Elle met le livre dans sa sacoche et place le tabac devant elle. Levant les yeux vers Pollux, et lui indique d’un coup d’œil de venir s’asseoir à côté d’elle. Sa baguette braquée devant elle, elle ne quitte pas l’objet des yeux, qu’elle peine cependant à garder ouverts. Elle sert la mâchoire. Sa baguette dessine une boucle. La cigarette roule sur une dizaine de centimètres.
« C’est complètement inutile ! » siffle-t-elle, perdant patience. Guinness a jeté sa baguette au sol et met sa tête entre ses mains, ses cheveux roux glissant entre ses doigts. « ça ne sert à rien, je n’arrive pas à me concentrer… »
[Vous devez être inscrit et connecté pour voir cette image]Après quelques secondes, Guinness relève lentement la tête à la proposition de Pollux pour prendre la cigarette offerte entre ses doigts.

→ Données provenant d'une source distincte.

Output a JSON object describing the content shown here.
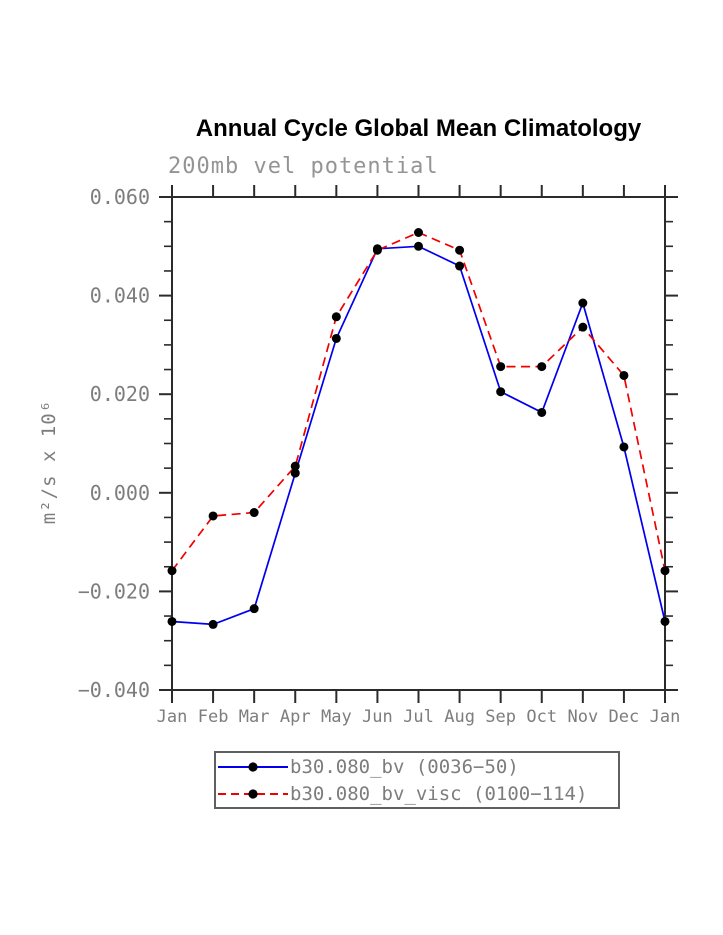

Elle écarte ses longs cheveux roux de son visage, moins en bataille que ces derniers jours. La clope entre ses lèvres, elle se penche vers la flamme de Pollux et inspire profondément.
Laissant sa tête reposer contre le mur derrière eux, elle ferme les yeux et expire un long filet de fumée argentée. Mais lorsqu’elle les rouvre, ses sourcils sont toujours délicatement froncés, ses prunelles toujours aussi troublées. Elle observe d’un air absent l’américain reprendre sa baguette magique et la lui tendre. Guinness la prend et la range dans son sac. « Merci. » dit-elle sombrement.
Elle ne réagit pas tout de suite à l’inquisition de Pollux. A se demander si elle l’a même entendu. Son regard reste posé sur sa cigarette. Non. Sa main. Légèrement marquée de fines et anciennes cicatrices blanches. Elle tremble légèrement.
« Penses-tu que ce soit une erreur d’être venu ici, Pollux ? » demande-t-elle sans le regarder, comme par peur d’assumer sa question. Pourtant, après la mort de Monseigneur puis de Corail, elle ne doit pas être la seule à se poser la question.
« ça me fait bizarre que l’on ne s’appelle même pas par nos prénoms. Je comprends pourquoi. Mais si nous formons la Résistance, ne devrions-nous pas nous faire confiance ? Ou alors n’est-ce pas perdu d’avance ? » Elle se passe une main sur le visage, signe de sa perplexité. Guinness semble perdue. Puis elle se tourne vers l’américain pour attendre sa réponse. « Pollux. » dit-elle simplement, comme pour expérimenter la sensation de ce nom sur ses lèvres, nom aussi vide de sens que le sien.